Aumento da pena de um terço se o crime foi resultante de inobservância de regra técnica de profissão.”

Artigo 129 do Código Penal:
“Se resulta em lesão corporal de natureza grave ou incapacidade permanente para o trabalho:
Detenção de 2 meses a 1 ano.
Aumento de um terço da pena se o crime foi resultante de inobservância de regra técnica de profissão.”

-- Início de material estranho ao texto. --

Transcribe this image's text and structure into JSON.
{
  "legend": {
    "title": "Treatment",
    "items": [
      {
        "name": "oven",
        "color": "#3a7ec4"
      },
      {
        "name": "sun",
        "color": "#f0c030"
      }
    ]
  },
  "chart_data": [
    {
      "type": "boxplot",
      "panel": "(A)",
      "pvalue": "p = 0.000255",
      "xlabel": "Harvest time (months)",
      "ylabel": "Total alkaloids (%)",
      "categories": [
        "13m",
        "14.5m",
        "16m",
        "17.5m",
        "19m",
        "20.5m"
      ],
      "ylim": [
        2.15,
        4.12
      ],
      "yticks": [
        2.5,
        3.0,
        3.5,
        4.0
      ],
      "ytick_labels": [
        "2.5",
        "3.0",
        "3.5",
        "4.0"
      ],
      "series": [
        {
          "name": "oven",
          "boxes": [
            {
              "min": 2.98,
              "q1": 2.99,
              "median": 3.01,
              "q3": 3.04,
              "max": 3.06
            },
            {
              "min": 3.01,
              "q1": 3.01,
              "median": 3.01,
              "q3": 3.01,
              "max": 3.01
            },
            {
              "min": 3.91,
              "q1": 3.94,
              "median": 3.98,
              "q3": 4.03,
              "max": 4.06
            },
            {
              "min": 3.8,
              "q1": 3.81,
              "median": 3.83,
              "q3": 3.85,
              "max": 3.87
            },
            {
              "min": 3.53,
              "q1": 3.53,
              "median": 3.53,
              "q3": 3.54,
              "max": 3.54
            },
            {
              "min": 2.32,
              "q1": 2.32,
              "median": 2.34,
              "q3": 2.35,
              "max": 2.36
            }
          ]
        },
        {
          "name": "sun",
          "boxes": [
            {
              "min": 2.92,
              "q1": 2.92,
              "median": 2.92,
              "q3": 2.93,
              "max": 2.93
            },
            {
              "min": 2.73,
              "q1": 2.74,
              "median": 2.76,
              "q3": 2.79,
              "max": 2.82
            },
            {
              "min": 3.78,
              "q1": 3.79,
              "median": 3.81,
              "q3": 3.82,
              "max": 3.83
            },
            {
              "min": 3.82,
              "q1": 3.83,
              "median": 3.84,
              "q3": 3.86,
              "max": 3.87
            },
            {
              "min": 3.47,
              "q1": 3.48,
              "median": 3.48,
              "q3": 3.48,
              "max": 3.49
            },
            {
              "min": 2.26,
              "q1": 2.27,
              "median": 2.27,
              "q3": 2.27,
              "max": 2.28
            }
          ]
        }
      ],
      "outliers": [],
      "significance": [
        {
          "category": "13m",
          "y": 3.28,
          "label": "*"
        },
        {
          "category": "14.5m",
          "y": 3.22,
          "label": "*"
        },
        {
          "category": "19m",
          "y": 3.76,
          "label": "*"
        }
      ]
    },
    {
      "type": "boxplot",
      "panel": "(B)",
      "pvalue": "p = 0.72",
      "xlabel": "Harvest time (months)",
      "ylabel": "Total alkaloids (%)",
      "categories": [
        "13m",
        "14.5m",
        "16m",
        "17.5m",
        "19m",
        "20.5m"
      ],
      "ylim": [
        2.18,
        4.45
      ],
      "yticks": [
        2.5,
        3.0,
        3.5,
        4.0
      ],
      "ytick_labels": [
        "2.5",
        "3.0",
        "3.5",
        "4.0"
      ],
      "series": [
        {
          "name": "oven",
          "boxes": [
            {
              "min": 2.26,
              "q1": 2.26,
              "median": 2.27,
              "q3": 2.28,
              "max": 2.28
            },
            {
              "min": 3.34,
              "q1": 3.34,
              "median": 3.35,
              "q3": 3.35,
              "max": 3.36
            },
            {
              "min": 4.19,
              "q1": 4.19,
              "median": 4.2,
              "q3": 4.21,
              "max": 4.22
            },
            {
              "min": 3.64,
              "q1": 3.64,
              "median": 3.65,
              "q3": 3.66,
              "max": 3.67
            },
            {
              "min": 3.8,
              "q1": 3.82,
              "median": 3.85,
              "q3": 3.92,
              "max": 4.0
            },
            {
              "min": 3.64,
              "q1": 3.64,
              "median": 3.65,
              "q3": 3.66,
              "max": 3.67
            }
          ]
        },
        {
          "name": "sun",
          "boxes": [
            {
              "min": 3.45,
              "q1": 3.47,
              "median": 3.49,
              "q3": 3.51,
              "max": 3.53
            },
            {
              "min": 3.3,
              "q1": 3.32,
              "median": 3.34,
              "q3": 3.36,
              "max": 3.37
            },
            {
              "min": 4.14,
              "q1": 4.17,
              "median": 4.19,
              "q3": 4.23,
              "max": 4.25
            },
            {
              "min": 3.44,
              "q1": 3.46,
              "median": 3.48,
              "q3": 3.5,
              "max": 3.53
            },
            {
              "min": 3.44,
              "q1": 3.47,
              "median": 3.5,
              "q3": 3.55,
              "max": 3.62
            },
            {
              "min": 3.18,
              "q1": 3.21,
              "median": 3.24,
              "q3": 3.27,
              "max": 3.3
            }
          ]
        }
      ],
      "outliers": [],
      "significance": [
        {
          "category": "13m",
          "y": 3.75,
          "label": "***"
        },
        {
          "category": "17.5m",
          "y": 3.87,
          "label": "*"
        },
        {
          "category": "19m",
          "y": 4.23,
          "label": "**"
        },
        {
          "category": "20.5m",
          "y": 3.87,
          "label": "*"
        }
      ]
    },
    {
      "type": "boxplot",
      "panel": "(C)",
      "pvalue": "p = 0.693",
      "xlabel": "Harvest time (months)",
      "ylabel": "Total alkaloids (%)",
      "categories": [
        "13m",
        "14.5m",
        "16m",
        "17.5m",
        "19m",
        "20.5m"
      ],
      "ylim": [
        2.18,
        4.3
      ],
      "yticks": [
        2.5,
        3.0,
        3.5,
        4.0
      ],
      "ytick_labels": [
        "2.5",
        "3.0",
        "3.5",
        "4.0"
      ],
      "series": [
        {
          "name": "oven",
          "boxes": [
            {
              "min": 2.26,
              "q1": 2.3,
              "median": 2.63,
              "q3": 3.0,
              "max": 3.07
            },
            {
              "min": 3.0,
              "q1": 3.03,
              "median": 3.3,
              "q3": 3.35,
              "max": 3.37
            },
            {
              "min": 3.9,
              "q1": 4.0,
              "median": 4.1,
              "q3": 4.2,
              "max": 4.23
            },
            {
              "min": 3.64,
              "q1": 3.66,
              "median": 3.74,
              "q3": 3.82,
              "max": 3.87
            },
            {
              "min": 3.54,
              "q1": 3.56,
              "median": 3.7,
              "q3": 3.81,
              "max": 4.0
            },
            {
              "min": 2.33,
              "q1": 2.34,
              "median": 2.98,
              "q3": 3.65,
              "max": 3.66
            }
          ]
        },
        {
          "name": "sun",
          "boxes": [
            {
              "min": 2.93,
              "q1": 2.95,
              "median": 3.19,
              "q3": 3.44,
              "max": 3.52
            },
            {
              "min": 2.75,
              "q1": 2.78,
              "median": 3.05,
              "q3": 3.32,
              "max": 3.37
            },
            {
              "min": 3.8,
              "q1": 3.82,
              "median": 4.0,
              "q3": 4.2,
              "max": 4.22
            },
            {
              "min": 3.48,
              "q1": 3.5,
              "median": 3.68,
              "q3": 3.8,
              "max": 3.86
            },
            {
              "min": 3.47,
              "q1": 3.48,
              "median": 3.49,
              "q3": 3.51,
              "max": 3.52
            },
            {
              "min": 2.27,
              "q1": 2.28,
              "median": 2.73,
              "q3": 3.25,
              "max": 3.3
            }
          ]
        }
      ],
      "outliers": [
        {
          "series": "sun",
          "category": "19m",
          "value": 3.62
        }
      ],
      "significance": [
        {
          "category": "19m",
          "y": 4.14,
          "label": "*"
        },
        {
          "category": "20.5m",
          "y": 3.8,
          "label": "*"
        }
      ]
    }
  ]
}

Artigo 132 do Código Penal:
“Expor a vida ou a saúde do trabalhador à perigo direto e iminente.
Pena – Prisão de 3 meses a 1 ano.”
Decreto 3048, de 06 de maio de 1999,

Aprova o Regulamento da Previdência Social:
Art. 343. Constitui contravenção penal, punível com multa, deixar a empresa de cumprir as normas de segurança e saúde do trabalho.

LEGISLAÇÃO CIVIL:
Artigo 927 do Código Civil: “aquele que, por ato ilícito(arts.186e187), causar dano a outrem fica obrigado a repará-lo.”
Artigo 932 – são também responsáveis pela reparação civil:
Item III – o empregador ou comitente, por seus empregados, serviçais e prepostos, no exercício do trabalho que lhes competir, ou em razão dele.”
Art. 949 – no caso de lesão ou outra ofensa à saúde, o ofensor indenizará o ofendido das despesas do tratamento e dos lucros cessantes até ao fim da convalescença, além de algum outro prejuízo que o ofendido prove haver sofrido.

CÓDIGO DE DEFESA DO CONSUMIDOR:
Lei 8078/90 – Seção I: da Proteção à saúde e segurança
Capítulo III: Direitos básicos do consumidor
I: proteção da vida, saúde e segurança contra usos;
IV: A efetiva prevenção, reparação de danos patrimoniais, morais, individuais, coletivos e difusos.